Она тоже спала, разметавшись на кровати. В этой больничной пижамке, с рассыпанными в беспорядке по подушке волосами, она казалась совсем маленькой и беззащитной. Ее ресницы черными иглами лежали на порозовевших щеках, изредка подрагивая. Он видел, как под закрытыми веками у нее движутся глазные яблоки. Она видела какой-то сон… Ее губы напоминали ему бутон цветка… Он сел рядом с ней на кровать, осторожно взял ее руку в свою. Рука у нее была маленькая, теплая и влажная. Над губами у нее тоже высыпали биссеринки пота. Вдруг она заметалась и что-то прошептала. Сезанн Вайс склонился над ее губами и прислушался. Она снова завозилась и прошептала:
– При чем здесь моя машина… чертовка…
Он выпрямился и долго рассматривал ее. А она вдруг отчетливо произнесла во сне:
– Вернись…
***
… Часы на стене. 12.00. Изабель сидит с закрытыми глазами, а Георг рисует ее. На холсте – размазанные желто-розовые линии.
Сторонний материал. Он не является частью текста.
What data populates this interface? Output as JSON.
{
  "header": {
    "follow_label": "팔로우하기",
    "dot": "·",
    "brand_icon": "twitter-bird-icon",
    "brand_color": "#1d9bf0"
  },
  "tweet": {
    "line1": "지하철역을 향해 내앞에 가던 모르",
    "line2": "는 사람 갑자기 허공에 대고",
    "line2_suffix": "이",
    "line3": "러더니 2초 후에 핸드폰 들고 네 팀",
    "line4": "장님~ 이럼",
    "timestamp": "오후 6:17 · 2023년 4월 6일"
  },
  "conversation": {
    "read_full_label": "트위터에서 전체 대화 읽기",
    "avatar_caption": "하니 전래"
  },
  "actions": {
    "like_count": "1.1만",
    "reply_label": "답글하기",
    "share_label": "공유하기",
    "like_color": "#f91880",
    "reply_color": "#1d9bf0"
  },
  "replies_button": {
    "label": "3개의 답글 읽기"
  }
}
Часы на стене. 15.00. Изабель сидит с закрытыми глазами, Георг рисует ее. На холсте – все те же линии, сквозь них просматривается лицо.
Георг осторожно отложил кисть.
– Я собираюсь жениться на Анжелике.
– Я знаю.
Георг внезапно сердится.
– Ты все знаешь? И открой, наконец, глаза!
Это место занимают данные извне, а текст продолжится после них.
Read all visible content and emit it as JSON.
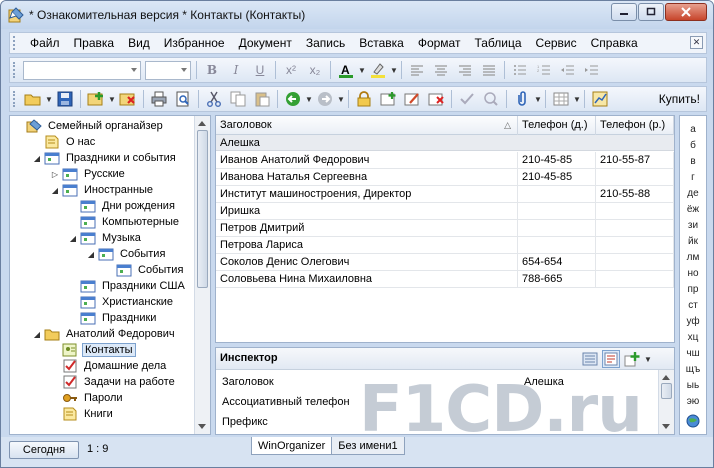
{
  "window": {
    "title": "* Ознакомительная версия * Контакты (Контакты)"
  },
  "menu": [
    "Файл",
    "Правка",
    "Вид",
    "Избранное",
    "Документ",
    "Запись",
    "Вставка",
    "Формат",
    "Таблица",
    "Сервис",
    "Справка"
  ],
  "toolbar": {
    "buy_label": "Купить!"
  },
  "tree": [
    {
      "label": "Семейный органайзер",
      "level": 0,
      "exp": "",
      "icon": "organizer-icon"
    },
    {
      "label": "О нас",
      "level": 1,
      "exp": "",
      "icon": "note-icon"
    },
    {
      "label": "Праздники и события",
      "level": 1,
      "exp": "◢",
      "icon": "calendar-icon"
    },
    {
      "label": "Русские",
      "level": 2,
      "exp": "▷",
      "icon": "calendar-icon"
    },
    {
      "label": "Иностранные",
      "level": 2,
      "exp": "◢",
      "icon": "calendar-icon"
    },
    {
      "label": "Дни рождения",
      "level": 3,
      "exp": "",
      "icon": "calendar-icon"
    },
    {
      "label": "Компьютерные",
      "level": 3,
      "exp": "",
      "icon": "calendar-icon"
    },
    {
      "label": "Музыка",
      "level": 3,
      "exp": "◢",
      "icon": "calendar-icon"
    },
    {
      "label": "События",
      "level": 4,
      "exp": "◢",
      "icon": "calendar-icon"
    },
    {
      "label": "События",
      "level": 5,
      "exp": "",
      "icon": "calendar-icon"
    },
    {
      "label": "Праздники США",
      "level": 3,
      "exp": "",
      "icon": "calendar-icon"
    },
    {
      "label": "Христианские",
      "level": 3,
      "exp": "",
      "icon": "calendar-icon"
    },
    {
      "label": "Праздники",
      "level": 3,
      "exp": "",
      "icon": "calendar-icon"
    },
    {
      "label": "Анатолий Федорович",
      "level": 1,
      "exp": "◢",
      "icon": "folder-icon"
    },
    {
      "label": "Контакты",
      "level": 2,
      "exp": "",
      "icon": "contacts-icon",
      "selected": true
    },
    {
      "label": "Домашние дела",
      "level": 2,
      "exp": "",
      "icon": "tasks-icon"
    },
    {
      "label": "Задачи на работе",
      "level": 2,
      "exp": "",
      "icon": "tasks-icon"
    },
    {
      "label": "Пароли",
      "level": 2,
      "exp": "",
      "icon": "key-icon"
    },
    {
      "label": "Книги",
      "level": 2,
      "exp": "",
      "icon": "note-icon"
    }
  ],
  "grid": {
    "columns": [
      "Заголовок",
      "Телефон (д.)",
      "Телефон (р.)"
    ],
    "group": "Алешка",
    "rows": [
      [
        "Иванов Анатолий Федорович",
        "210-45-85",
        "210-55-87"
      ],
      [
        "Иванова Наталья Сергеевна",
        "210-45-85",
        ""
      ],
      [
        "Институт машиностроения, Директор",
        "",
        "210-55-88"
      ],
      [
        "Иришка",
        "",
        ""
      ],
      [
        "Петров Дмитрий",
        "",
        ""
      ],
      [
        "Петрова Лариса",
        "",
        ""
      ],
      [
        "Соколов Денис Олегович",
        "654-654",
        ""
      ],
      [
        "Соловьева Нина Михаиловна",
        "788-665",
        ""
      ]
    ]
  },
  "inspector": {
    "title": "Инспектор",
    "rows": [
      {
        "key": "Заголовок",
        "value": "Алешка"
      },
      {
        "key": "Ассоциативный телефон",
        "value": ""
      },
      {
        "key": "Префикс",
        "value": ""
      }
    ]
  },
  "alphabet": [
    "а",
    "б",
    "в",
    "г",
    "де",
    "ёж",
    "зи",
    "йк",
    "лм",
    "но",
    "пр",
    "ст",
    "уф",
    "хц",
    "чш",
    "щъ",
    "ыь",
    "эю"
  ],
  "status": {
    "today_label": "Сегодня",
    "position": "1 : 9",
    "tabs": [
      "WinOrganizer",
      "Без имени1"
    ]
  },
  "watermark": "F1CD.ru",
  "colors": {
    "frame": "#c9d9ee",
    "selection": "#dce9f8",
    "group_row": "#e8ebf0"
  }
}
Изабель открыла глаза. Улыбнулась.
– Я тебя знаю. Я тебя чувствую.
– Она богатая… Я смогу устроить свою выставку. Твою выставку. Я хочу жить так, как хочу, делать то, что хочу. Я хочу всю жизнь, понимаешь? Всю, целиком. Скажи, что это пошлость, мне все равно.
– Мне тоже.
– Чего бы ты хотела?
– Знаешь, когда бы можно было с рождения выбирать, кем хочешь быть, я была бы грабителем. Я бы грабила банки. Ради интереса. Кто кого переиграет. Я – банк и полицию, или они меня.
– Художники тоже грабители. Грабят одно, отдают другое.
– Мы все грабители, Георг. Всегда – грабим одно, отдаем другое.